Похожая судьба — и у других вдов писателей, объявленных «врагами народа». Почти все они, после возвращения из лагерей и ссылок — кто через десять, кто через пятнадцать, кто через двадцать лет — поседевшие, битые неволей, невзгодами и непосильным трудом, с подорванным здоровьем, посвятили остаток жизни памяти мужей: собирали и пробивали в печать их сочинения, делали все, чтобы о них не забыли.
Гражданская реабилитация погубленных государством талантов так запоздала, что превратилась, по сути, в ненужную и пустую формальность. Книги «врагов народа», даже их журнальные публикации, были изъяты из обращения и на целые десятилетия запрещены, отняты у читателя. Горы погибших, уже изданных книг! «Мы покрыли рубероидом всю страну», — признался уже в годы перестройки, плотоядно улыбаясь, цензор Вадим Солодин. Он имел в виду судьбу запрещенных и изъятых книг, пущенных на переработку.

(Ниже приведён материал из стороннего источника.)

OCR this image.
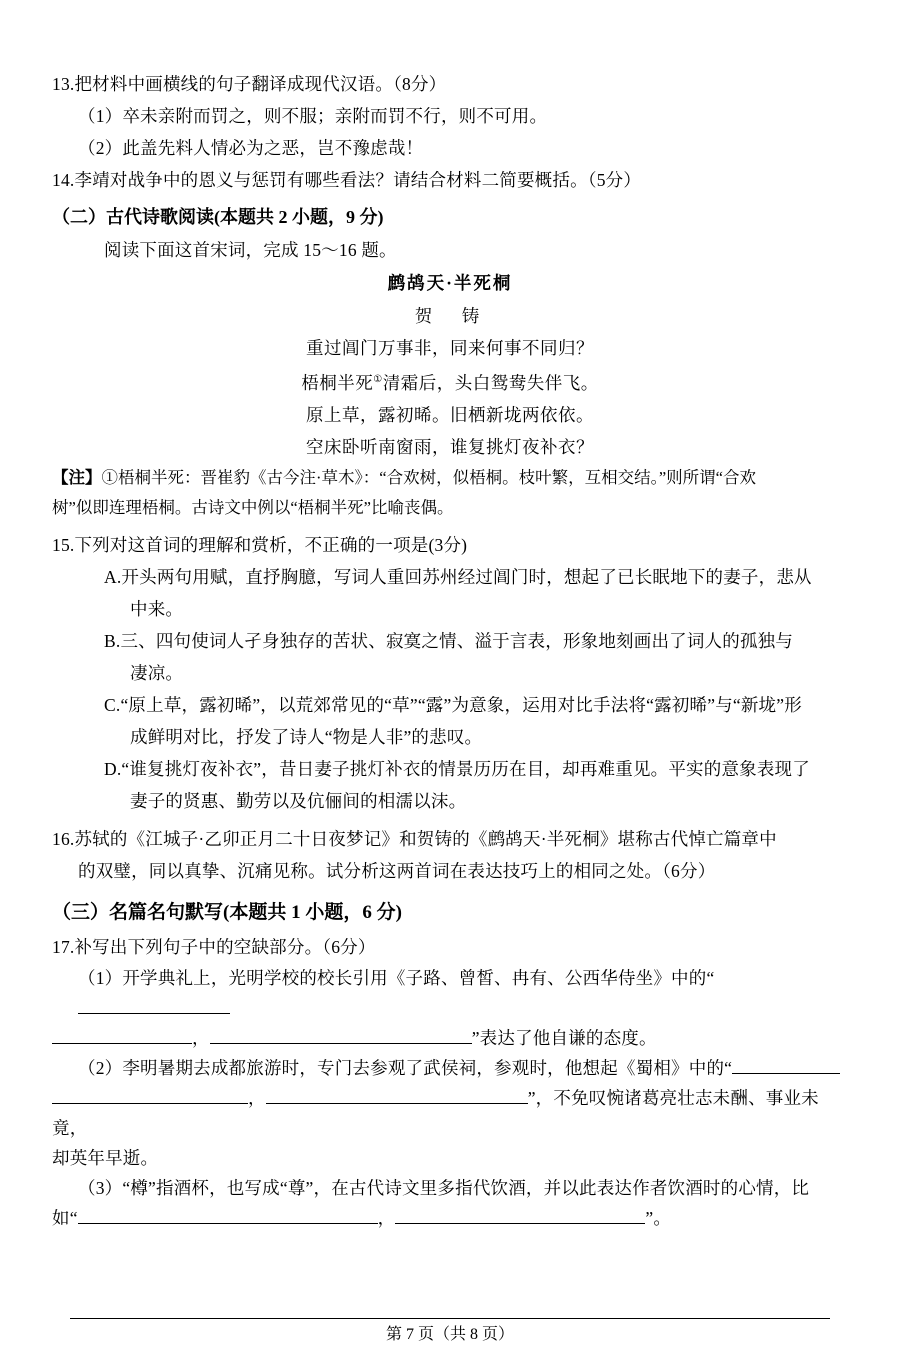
13.把材料中画横线的句子翻译成现代汉语。（8分）
（1）卒未亲附而罚之，则不服；亲附而罚不行，则不可用。
（2）此盖先料人情必为之恶，岂不豫虑哉！
14.李靖对战争中的恩义与惩罚有哪些看法？请结合材料二简要概括。（5分）
（二）古代诗歌阅读(本题共 2 小题，9 分)
阅读下面这首宋词，完成 15～16 题。
鹧鸪天·半死桐
贺　铸
重过阊门万事非，同来何事不同归？
梧桐半死①清霜后，头白鸳鸯失伴飞。
原上草，露初晞。旧栖新垅两依依。
空床卧听南窗雨，谁复挑灯夜补衣？
【注】①梧桐半死：晋崔豹《古今注·草木》：“合欢树，似梧桐。枝叶繁，互相交结。”则所谓“合欢
树”似即连理梧桐。古诗文中例以“梧桐半死”比喻丧偶。
15.下列对这首词的理解和赏析，不正确的一项是(3分)
A.开头两句用赋，直抒胸臆，写词人重回苏州经过阊门时，想起了已长眠地下的妻子，悲从
中来。
B.三、四句使词人孑身独存的苦状、寂寞之情、溢于言表，形象地刻画出了词人的孤独与
凄凉。
C.“原上草，露初晞”，以荒郊常见的“草”“露”为意象，运用对比手法将“露初晞”与“新垅”形
成鲜明对比，抒发了诗人“物是人非”的悲叹。
D.“谁复挑灯夜补衣”，昔日妻子挑灯补衣的情景历历在目，却再难重见。平实的意象表现了
妻子的贤惠、勤劳以及伉俪间的相濡以沫。
16.苏轼的《江城子·乙卯正月二十日夜梦记》和贺铸的《鹧鸪天·半死桐》堪称古代悼亡篇章中
的双璧，同以真挚、沉痛见称。试分析这两首词在表达技巧上的相同之处。（6分）
（三）名篇名句默写(本题共 1 小题，6 分)
17.补写出下列句子中的空缺部分。（6分）
（1）开学典礼上，光明学校的校长引用《子路、曾皙、冉有、公西华侍坐》中的“
，	”表达了他自谦的态度。
（2）李明暑期去成都旅游时，专门去参观了武侯祠，参观时，他想起《蜀相》中的“
，	”，不免叹惋诸葛亮壮志未酬、事业未竟，
却英年早逝。
（3）“樽”指酒杯，也写成“尊”，在古代诗文里多指代饮酒，并以此表达作者饮酒时的心情，比
如“	，	”。
第 7 页（共 8 页）
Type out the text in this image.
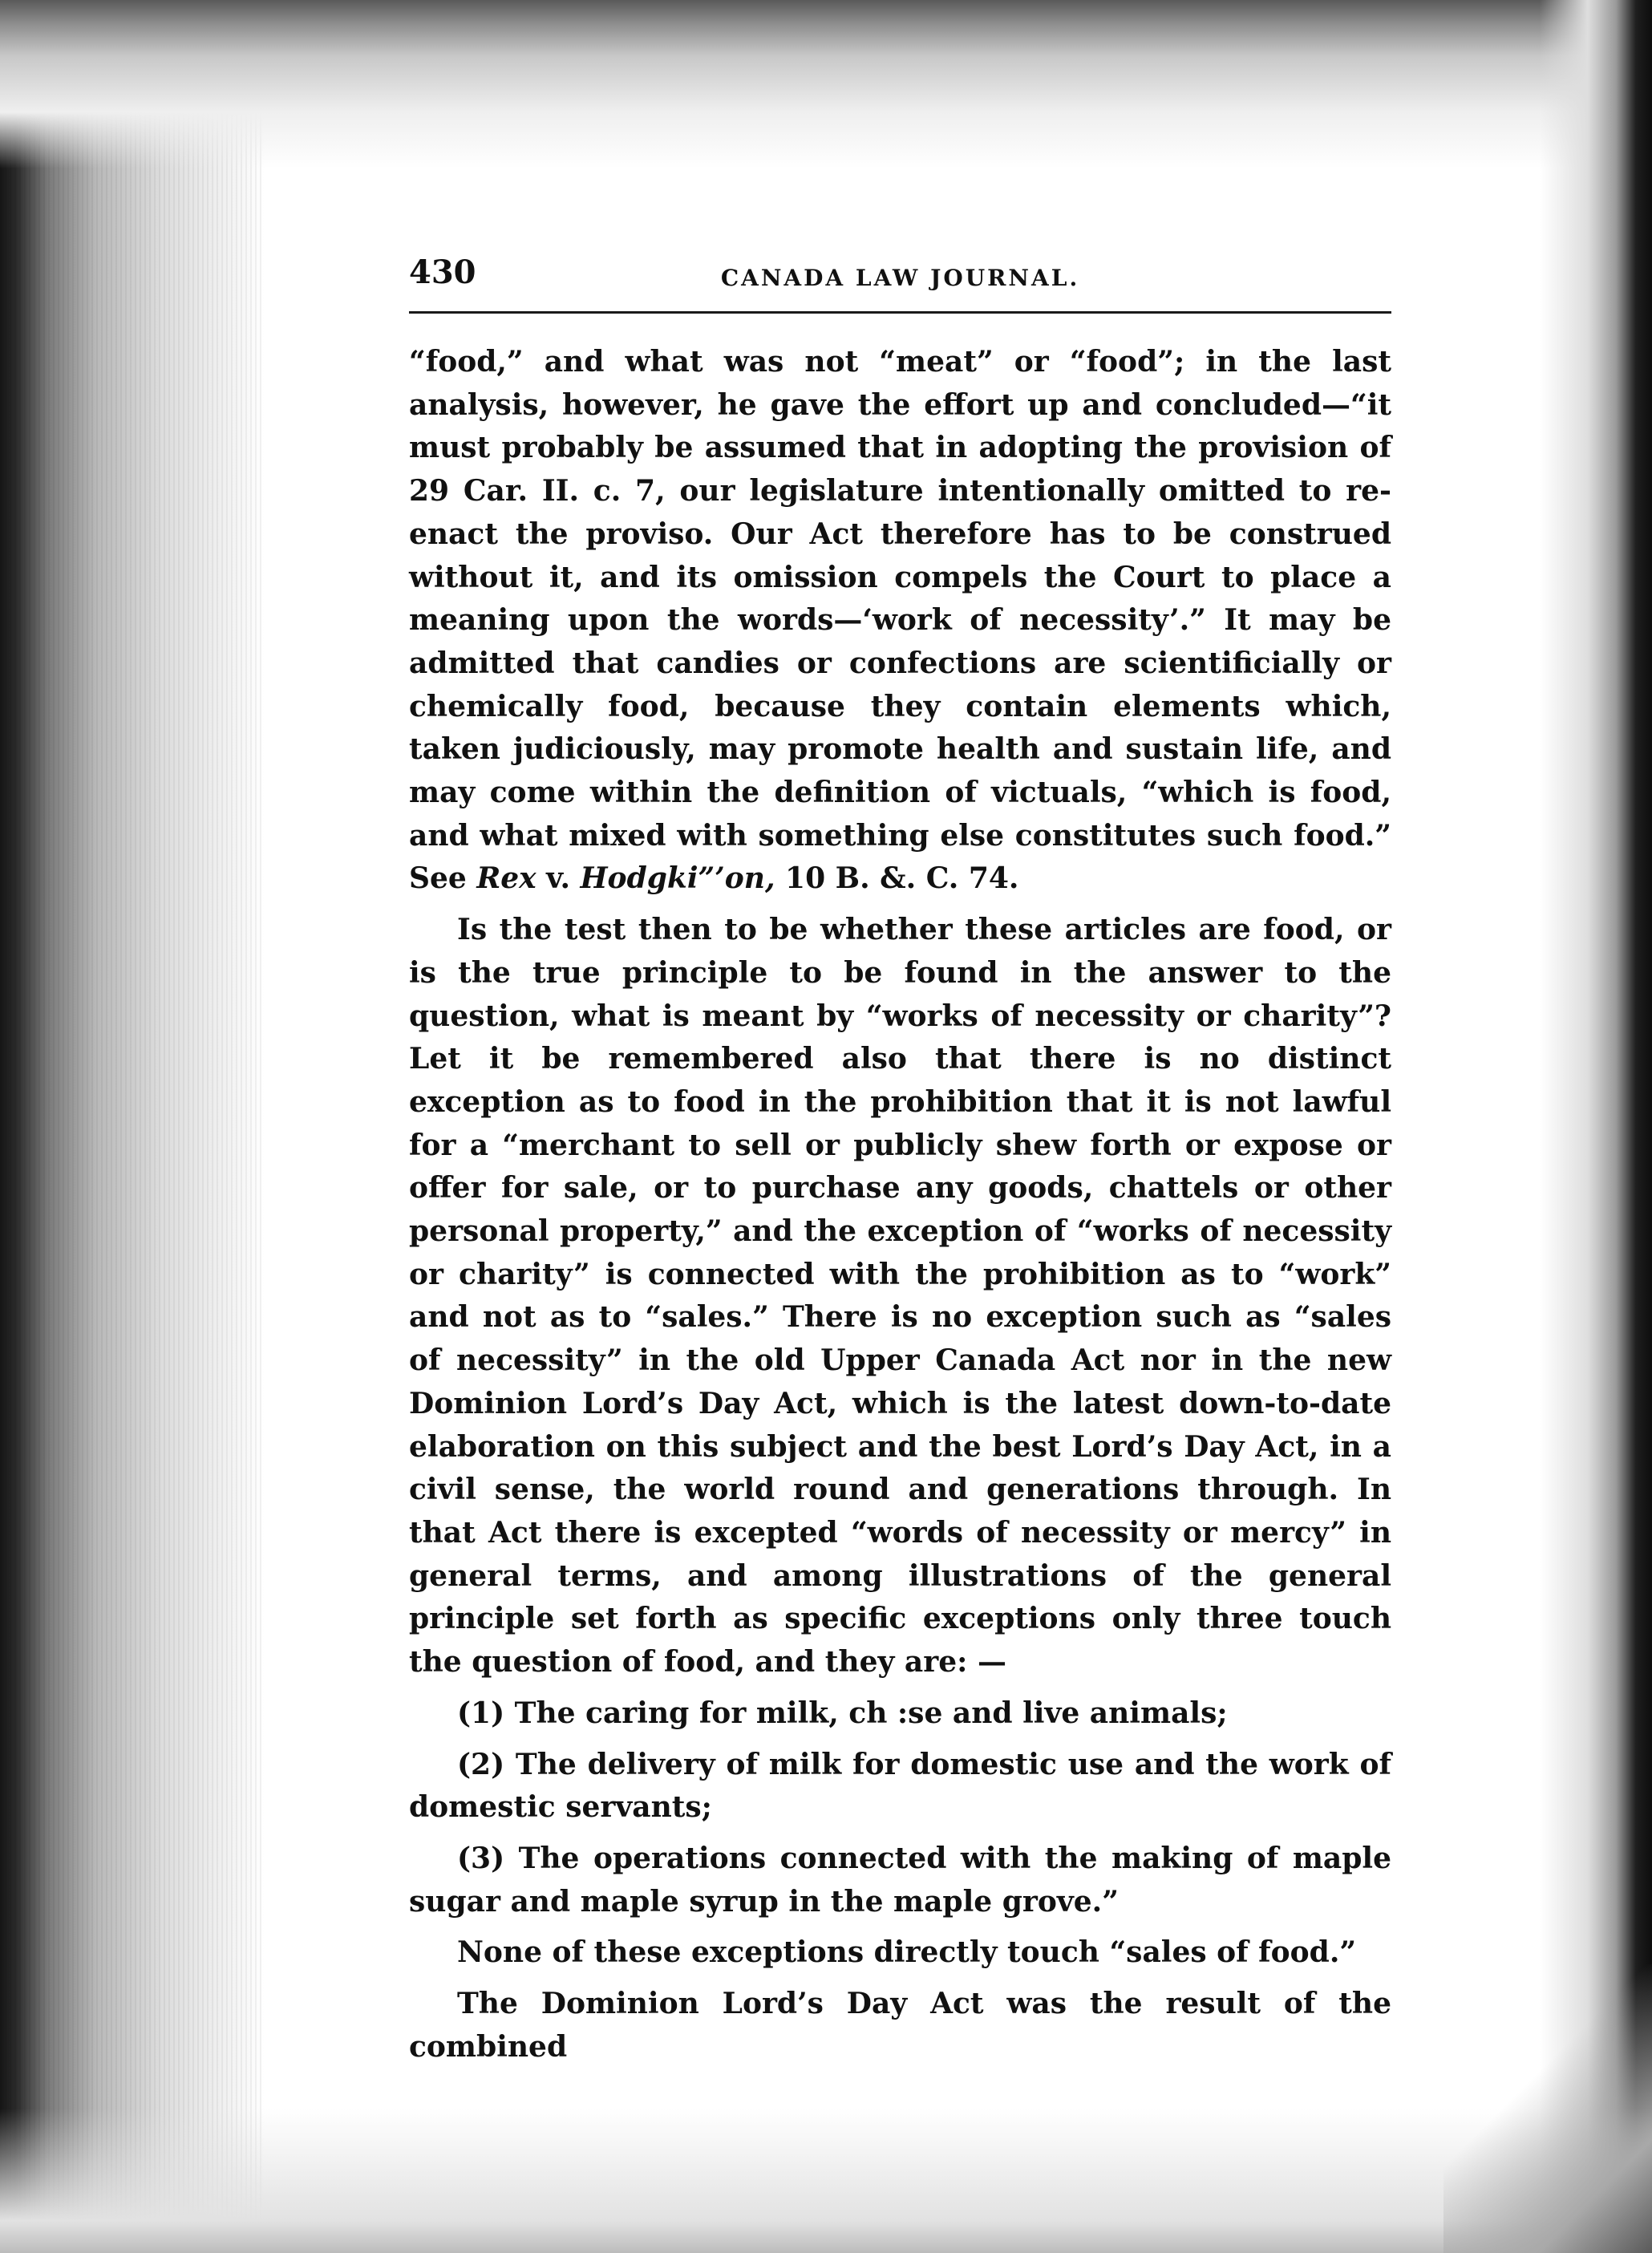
430	CANADA LAW JOURNAL.

“food,” and what was not “meat” or “food”; in the last analysis, however, he gave the effort up and concluded—“it must probably be assumed that in adopting the provision of 29 Car. II. c. 7, our legislature intentionally omitted to re-enact the proviso. Our Act therefore has to be construed without it, and its omission compels the Court to place a meaning upon the words—‘work of necessity’.” It may be admitted that candies or confections are scientificially or chemically food, because they contain elements which, taken judiciously, may promote health and sustain life, and may come within the definition of victuals, “which is food, and what mixed with something else constitutes such food.” See Rex v. Hodgki”’on, 10 B. &. C. 74.

Is the test then to be whether these articles are food, or is the true principle to be found in the answer to the question, what is meant by “works of necessity or charity”? Let it be remembered also that there is no distinct exception as to food in the prohibition that it is not lawful for a “merchant to sell or publicly shew forth or expose or offer for sale, or to purchase any goods, chattels or other personal property,” and the exception of “works of necessity or charity” is connected with the prohibition as to “work” and not as to “sales.” There is no exception such as “sales of necessity” in the old Upper Canada Act nor in the new Dominion Lord’s Day Act, which is the latest down-to-date elaboration on this subject and the best Lord’s Day Act, in a civil sense, the world round and generations through. In that Act there is excepted “words of necessity or mercy” in general terms, and among illustrations of the general principle set forth as specific exceptions only three touch the question of food, and they are: —

(1) The caring for milk, ch :se and live animals;

(2) The delivery of milk for domestic use and the work of domestic servants;

(3) The operations connected with the making of maple sugar and maple syrup in the maple grove.”

None of these exceptions directly touch “sales of food.”

The Dominion Lord’s Day Act was the result of the combined
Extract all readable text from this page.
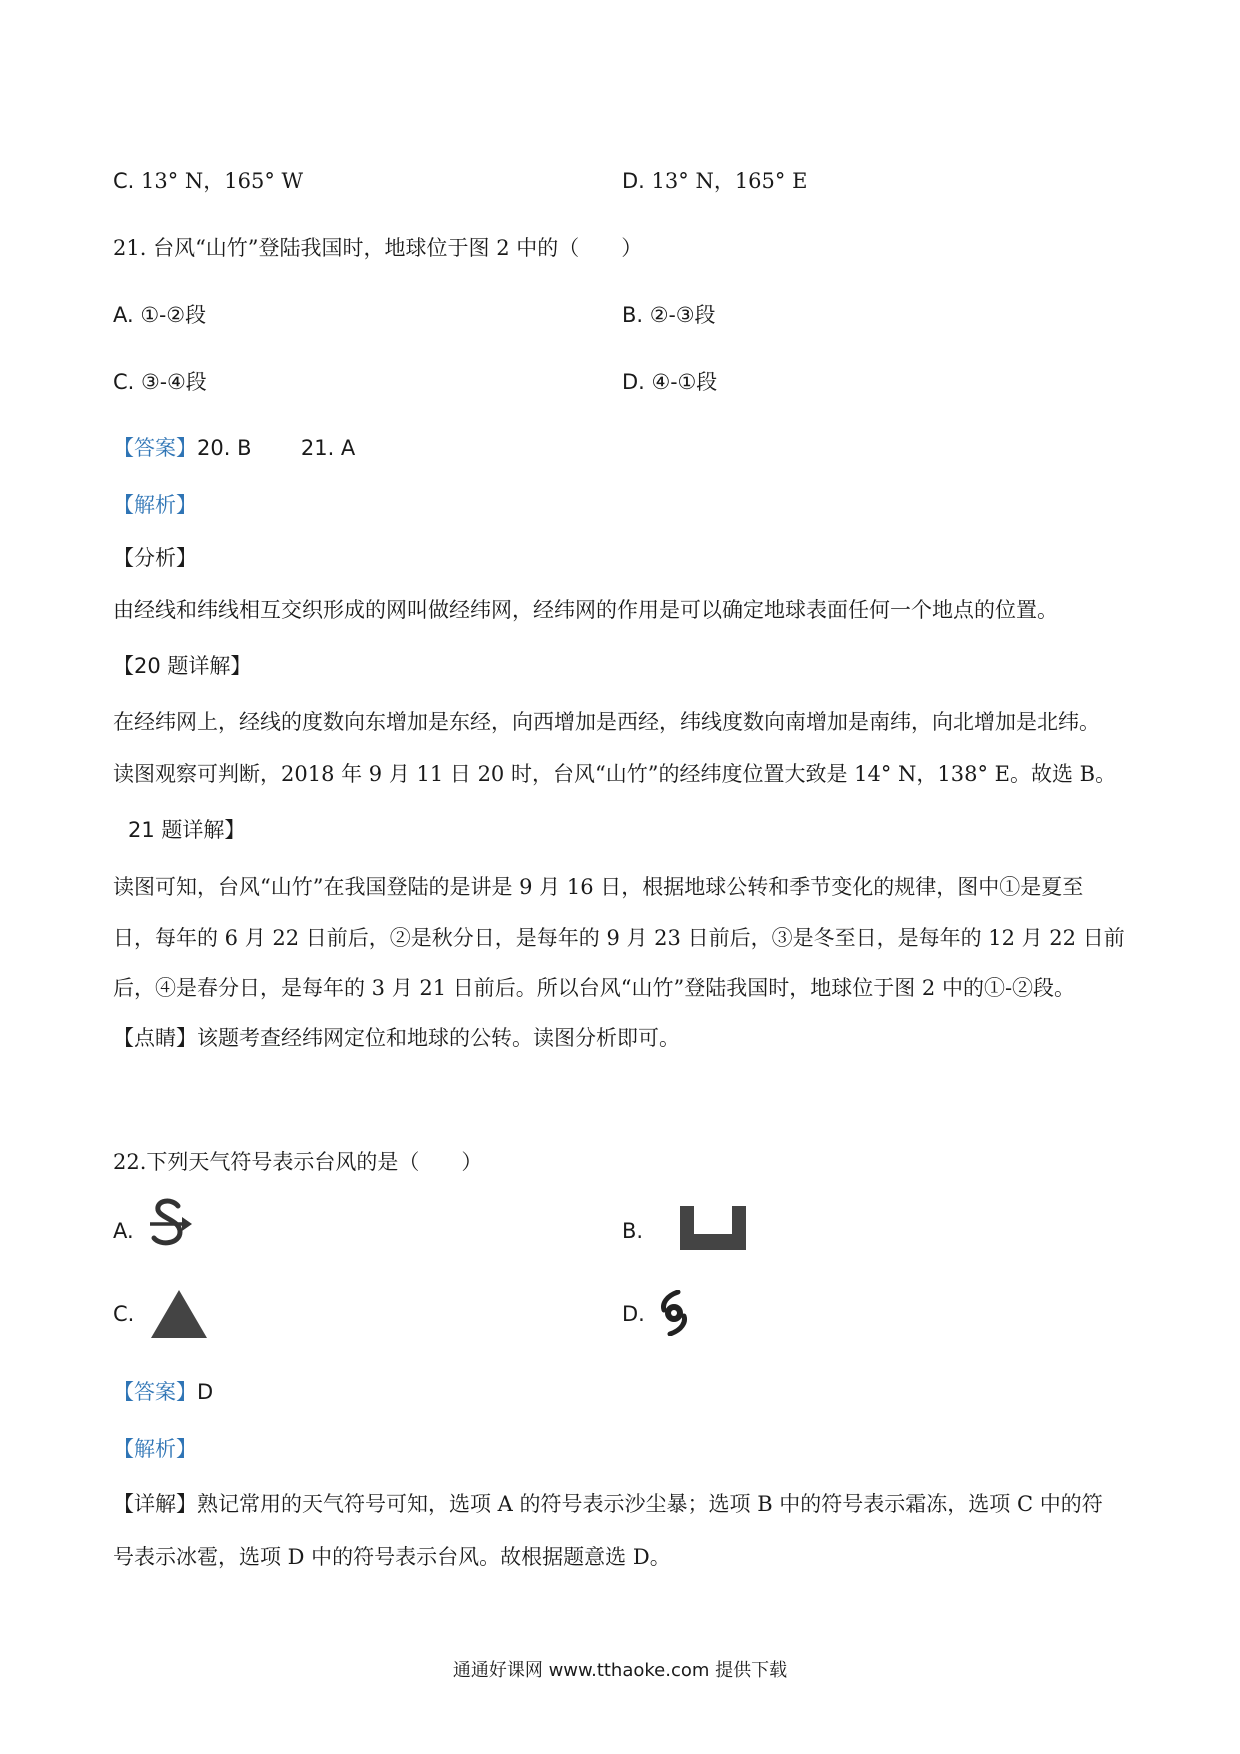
C. 13° N，165° W	D. 13° N，165° E
21. 台风“山竹”登陆我国时，地球位于图 2 中的（　　）
A. ①-②段	B. ②-③段
C. ③-④段	D. ④-①段
【答案】20. B 21. A
【解析】
【分析】
由经线和纬线相互交织形成的网叫做经纬网，经纬网的作用是可以确定地球表面任何一个地点的位置。
【20 题详解】
在经纬网上，经线的度数向东增加是东经，向西增加是西经，纬线度数向南增加是南纬，向北增加是北纬。
读图观察可判断，2018 年 9 月 11 日 20 时，台风“山竹”的经纬度位置大致是 14° N，138° E。故选 B。
21 题详解】
读图可知，台风“山竹”在我国登陆的是讲是 9 月 16 日，根据地球公转和季节变化的规律，图中①是夏至
日，每年的 6 月 22 日前后，②是秋分日，是每年的 9 月 23 日前后，③是冬至日，是每年的 12 月 22 日前
后，④是春分日，是每年的 3 月 21 日前后。所以台风“山竹”登陆我国时，地球位于图 2 中的①-②段。
【点睛】该题考查经纬网定位和地球的公转。读图分析即可。
22.下列天气符号表示台风的是（　　）
A.	B.
C.	D.
【答案】D
【解析】
【详解】熟记常用的天气符号可知，选项 A 的符号表示沙尘暴；选项 B 中的符号表示霜冻，选项 C 中的符
号表示冰雹，选项 D 中的符号表示台风。故根据题意选 D。
通通好课网 www.tthaoke.com 提供下载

Почти все рукописи, захваченные при обысках, великое множество, безвозвратно пропали на Лубянке. И мы уже никогда не узнаем истинной степени дара их авторов. Уничтожение писательского труда — тоже казнь. Невозможно даже представить, сколько плодов вдохновения и шедевров исчезло в этой бездне. Время от времени Лубянка, расщедрившись, передавала в государственные архивы отдельные бумаги, не распространяясь, откуда это взялось. Так, в Библиотеку Ленина, в отдел рукописей — туда, где схоронен «Статиръ»! — попали изъятые где-то при обыске индийские древние рукописи на пальмовых листьях или письма Гавриила Державина… Но за редким исключением все кануло в Лету!
Павел Васильев обращался в стихах к своей молодой жене Елене — Елке, как он ее называл:
«Я тебя дорисую хоть дымом, хоть пеплом». Даже дымом и пеплом своих сожженных рукописей.
Павел Васильев прожил на белом свете всего двадцать семь лет.
И все же имена, превращенные в номера: и его, Павла Васильева, и его друзей — не «Антисоветской террористической группы „правых“ из среды писателей», не литературных бухаринцев или серебряковцев, а талантливых русских людей, шагнувших в литературу с деревенского проселка или из заводской проходной, все равно откуда, — должны воскреснуть, номера должны опять превратиться в имена и остаться в памяти народной.
Номера, номера, номера… Имена! Имена! Имена!
Эту парадоксальную формулу советской истории дал позднее поэт-эмигрант Георгий Иванов. Трагедия массового истребления и ГУЛАГа — суть и главный исторический урок советского века, в котором нам выпало жить. В горнило тюрем и лагерей суждено было попасть не просто математическому числу, случайным процентам населения, а самой активной, лучшей его части. Именно она, ценой неисчислимых потерь и испытаний, вынесла самую горькую долю, приняла на себя основную тяжесть государственного ига и с перебитым хребтом все-таки выдержала почти непосильную ношу истории.
1937. 13 августа
«Воронщина»
«Перевал»
Слово и дело
Две жизни
«Авербаховщина»
«Могила невостребованных прахов»
«Воронщина»
После расправы с литературными бухаринцами и серебряковцами пришел черед еще одного «контрреволюционного гнезда» — литературных троцкистов. Так партийные идеологи, а вслед за ними и чекисты, переиначили писательское объединение «Перевал», по-своему организуя творческий процесс.